Figure 1. — Specificity of EV capture and staining. (a) EVs were captured from untreated PPP either with MHC-I-MNPs (red) or with isotype control mouse immunoglobulin G (MsIgG)-MNPs (gray) and stained with anti-CD41-APC and anti-CD9-PE antibodies (left panel); EVs were captured from untreated PPP with MHC-I-MNPs and stained for isotype control antibodies mouseIgG1k-APC and mouseIgG1k-PE (right panel). (b) EVs were captured from PPP treated with ExoQuick either with MHC-I-MNPs (red) or with isotype control MsIgG-MNPs (gray) and stained with anti-CD41-APC and anti-CD9-PE (left panel); EVs were captured from PPP treated with ExoQuick with MHC-I-MNPs and stained for isotype control antibodies mouseIgG1k-APC and mouseIgG1k-PE (right panel). (c) EVs were captured from PPP treated with thrombin and ExoQuick, either with MHC-I-MNPs (red) or with isotype control MsIgG-MNPs (gray) and stained with anti-CD41-APC and anti-CD9-PE antibodies (left panel); EVs were captured from PPP treated with thrombin and ExoQuick with MHC-I-MNPs and stained for isotype control antibodies mouseIgG1k-APC and mouseIgG1k-PE (right panel). (d) EVs were captured from PPP treated with thrombin either with MHC-I-MNPs (red) or with isotype control MsIgG-MNPs (gray) and stained with anti-CD41-APC and anti-CD9-PE (left panel); EVs captured from PPP treated with thrombin with MHC-I-MNPs and stained for isotype control antibodies mouseIgG1k-APC and mouseIgG1k-PE (right panel). EV: extracellular vesicle; PPP: platelet-poor plasma; MHC-I: major histocompatibility complex class-I; MNP: magnetic iron oxide nanoparticle; CD: cluster of differentiation.

Results and discussion

In this study, we compared protocols for EVs isolation from blood PPP using as a test system MHC-I⁺/CD9⁺/CD41⁺ EVs. After purification of plasma with ExoQuick or without such purification, we captured EVs from the PPP with MNPs coupled to anti-MHC-I antibodies.¹⁷ We stained these vesicles for CD41 and CD9 and quantified them with flow cytometry.¹⁷ Also, we isolated EVs with MNPs coupled to CD31 and stained these vesicles for CD9 and for CD41, an antigen that attributes these vesicles to platelets. The vesicles we isolated were not necessarily exosomes but may be membrane-derived vesicles as well.

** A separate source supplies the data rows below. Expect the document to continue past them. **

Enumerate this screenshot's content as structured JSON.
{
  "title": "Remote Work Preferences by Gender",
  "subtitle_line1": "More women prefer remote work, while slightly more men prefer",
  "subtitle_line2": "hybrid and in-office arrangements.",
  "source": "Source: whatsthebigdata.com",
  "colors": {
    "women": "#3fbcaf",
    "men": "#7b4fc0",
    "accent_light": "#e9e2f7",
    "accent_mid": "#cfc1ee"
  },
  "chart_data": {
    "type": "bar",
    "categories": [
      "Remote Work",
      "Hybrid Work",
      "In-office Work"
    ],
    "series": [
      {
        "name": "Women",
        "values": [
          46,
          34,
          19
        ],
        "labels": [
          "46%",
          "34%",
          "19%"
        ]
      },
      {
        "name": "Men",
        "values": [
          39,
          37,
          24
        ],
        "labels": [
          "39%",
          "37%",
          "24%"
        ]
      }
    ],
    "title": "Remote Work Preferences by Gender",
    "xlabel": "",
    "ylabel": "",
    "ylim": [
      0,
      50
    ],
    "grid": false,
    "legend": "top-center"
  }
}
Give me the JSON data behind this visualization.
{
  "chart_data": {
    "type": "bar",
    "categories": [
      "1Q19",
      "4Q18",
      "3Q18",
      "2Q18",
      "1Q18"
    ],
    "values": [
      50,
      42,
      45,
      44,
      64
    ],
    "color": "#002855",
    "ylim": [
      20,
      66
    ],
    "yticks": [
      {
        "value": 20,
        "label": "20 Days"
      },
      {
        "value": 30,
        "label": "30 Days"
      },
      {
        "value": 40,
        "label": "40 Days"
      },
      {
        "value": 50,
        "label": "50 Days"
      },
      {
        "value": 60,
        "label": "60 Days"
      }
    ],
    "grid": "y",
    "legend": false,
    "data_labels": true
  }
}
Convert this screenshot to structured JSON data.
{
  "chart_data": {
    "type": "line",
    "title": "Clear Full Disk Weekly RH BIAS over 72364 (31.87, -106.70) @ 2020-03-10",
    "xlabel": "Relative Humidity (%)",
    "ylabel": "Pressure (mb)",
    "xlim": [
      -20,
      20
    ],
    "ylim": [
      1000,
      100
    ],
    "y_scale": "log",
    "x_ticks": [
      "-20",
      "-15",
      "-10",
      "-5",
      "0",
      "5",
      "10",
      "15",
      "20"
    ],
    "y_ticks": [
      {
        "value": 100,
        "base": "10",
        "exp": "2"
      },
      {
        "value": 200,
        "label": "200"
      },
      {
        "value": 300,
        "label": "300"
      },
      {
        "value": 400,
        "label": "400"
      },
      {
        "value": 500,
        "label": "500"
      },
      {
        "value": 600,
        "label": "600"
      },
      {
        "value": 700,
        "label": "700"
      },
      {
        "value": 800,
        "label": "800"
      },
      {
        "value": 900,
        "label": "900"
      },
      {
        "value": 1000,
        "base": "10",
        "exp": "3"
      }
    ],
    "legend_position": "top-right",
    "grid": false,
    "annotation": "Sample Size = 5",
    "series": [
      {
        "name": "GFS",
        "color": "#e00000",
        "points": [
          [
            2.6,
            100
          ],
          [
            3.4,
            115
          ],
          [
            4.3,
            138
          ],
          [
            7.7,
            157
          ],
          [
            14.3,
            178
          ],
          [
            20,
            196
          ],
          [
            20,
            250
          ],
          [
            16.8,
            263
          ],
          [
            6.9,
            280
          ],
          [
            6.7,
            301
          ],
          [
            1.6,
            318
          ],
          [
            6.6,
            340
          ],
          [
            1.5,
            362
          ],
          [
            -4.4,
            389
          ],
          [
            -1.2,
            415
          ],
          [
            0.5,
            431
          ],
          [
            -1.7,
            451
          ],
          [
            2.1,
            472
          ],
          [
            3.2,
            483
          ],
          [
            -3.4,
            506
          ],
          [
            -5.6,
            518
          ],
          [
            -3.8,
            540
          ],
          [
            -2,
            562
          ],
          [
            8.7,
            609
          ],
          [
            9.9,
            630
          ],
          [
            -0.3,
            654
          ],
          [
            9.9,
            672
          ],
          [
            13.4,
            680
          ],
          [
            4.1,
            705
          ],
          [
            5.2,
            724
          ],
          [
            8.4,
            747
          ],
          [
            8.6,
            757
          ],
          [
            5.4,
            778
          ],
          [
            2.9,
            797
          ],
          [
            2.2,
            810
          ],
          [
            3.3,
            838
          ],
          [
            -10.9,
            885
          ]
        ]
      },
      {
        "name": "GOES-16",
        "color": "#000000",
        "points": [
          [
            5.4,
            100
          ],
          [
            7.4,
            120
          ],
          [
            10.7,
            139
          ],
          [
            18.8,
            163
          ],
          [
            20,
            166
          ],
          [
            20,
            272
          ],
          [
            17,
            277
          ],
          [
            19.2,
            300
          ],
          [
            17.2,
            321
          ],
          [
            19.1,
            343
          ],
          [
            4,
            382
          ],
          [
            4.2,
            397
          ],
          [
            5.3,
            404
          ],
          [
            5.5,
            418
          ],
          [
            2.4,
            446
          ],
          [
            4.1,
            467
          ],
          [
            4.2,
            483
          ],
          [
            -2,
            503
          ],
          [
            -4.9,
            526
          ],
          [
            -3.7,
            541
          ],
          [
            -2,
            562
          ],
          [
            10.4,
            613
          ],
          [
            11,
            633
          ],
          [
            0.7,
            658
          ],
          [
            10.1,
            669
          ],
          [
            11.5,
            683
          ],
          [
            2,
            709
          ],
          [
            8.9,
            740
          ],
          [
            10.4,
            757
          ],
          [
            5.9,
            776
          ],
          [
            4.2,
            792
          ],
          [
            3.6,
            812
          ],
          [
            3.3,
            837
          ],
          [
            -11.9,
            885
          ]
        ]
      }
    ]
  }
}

As we showed earlier and confirmed here, this can be used either directly or after purification of the EV-containing fluid with ExoQuick.¹⁷ Capturing with MNPs coupled to specific antibodies against EVs surface antigens and isolation of these EVs on a magnetic column resulted in obtaining an antigen-specific fraction of individual EVs¹⁷ (Figure 1). Specifically, to compare different protocols of EVs isolation, PPP sample from each donor was divided into several aliquots. One aliquot was subjected to the ExoQuick purification according to the manufacturer’s protocol with thrombin, another aliquot was purified with ExoQuick but the thrombin step was omitted, the third aliquot of EVs was treated with thrombin only, and the fourth aliquot was left untreated. Then, all four samples were subjected to EV isolation by capturing with anti-MHC-I MNPs coupled to specific antibodies, stained with fluorescent anti-CD9-PE and anti-CD41-APC antibodies, and separated the MNP-captured EVs on a magnetic column.

The majority of MHC-I captured EVs from untreated PPP were double positive for CD41 and CD9 and therefore we compared their numbers isolated with three other protocols. On average, upon direct isolation, there were 3276 ± 1875 (n = 4) of CD41⁺ CD9⁺ MHC-I MNP-captured EVs per microliter of plasma. As expected, the number of EVs directly isolated from PPP varied from donor to donor. To exclude the effects of this variability, for plasma from each donor, we normalized the number of isolated EVs with the ExoQuick and/or thrombin by the number of EVs isolated directly from untreated PPP. Also, we characterized the size of the vesicles using MegaMix sizing beads. The size of EVs isolated directly from untreated PPP and with ExoQuick without thrombin was similar (Figure 2).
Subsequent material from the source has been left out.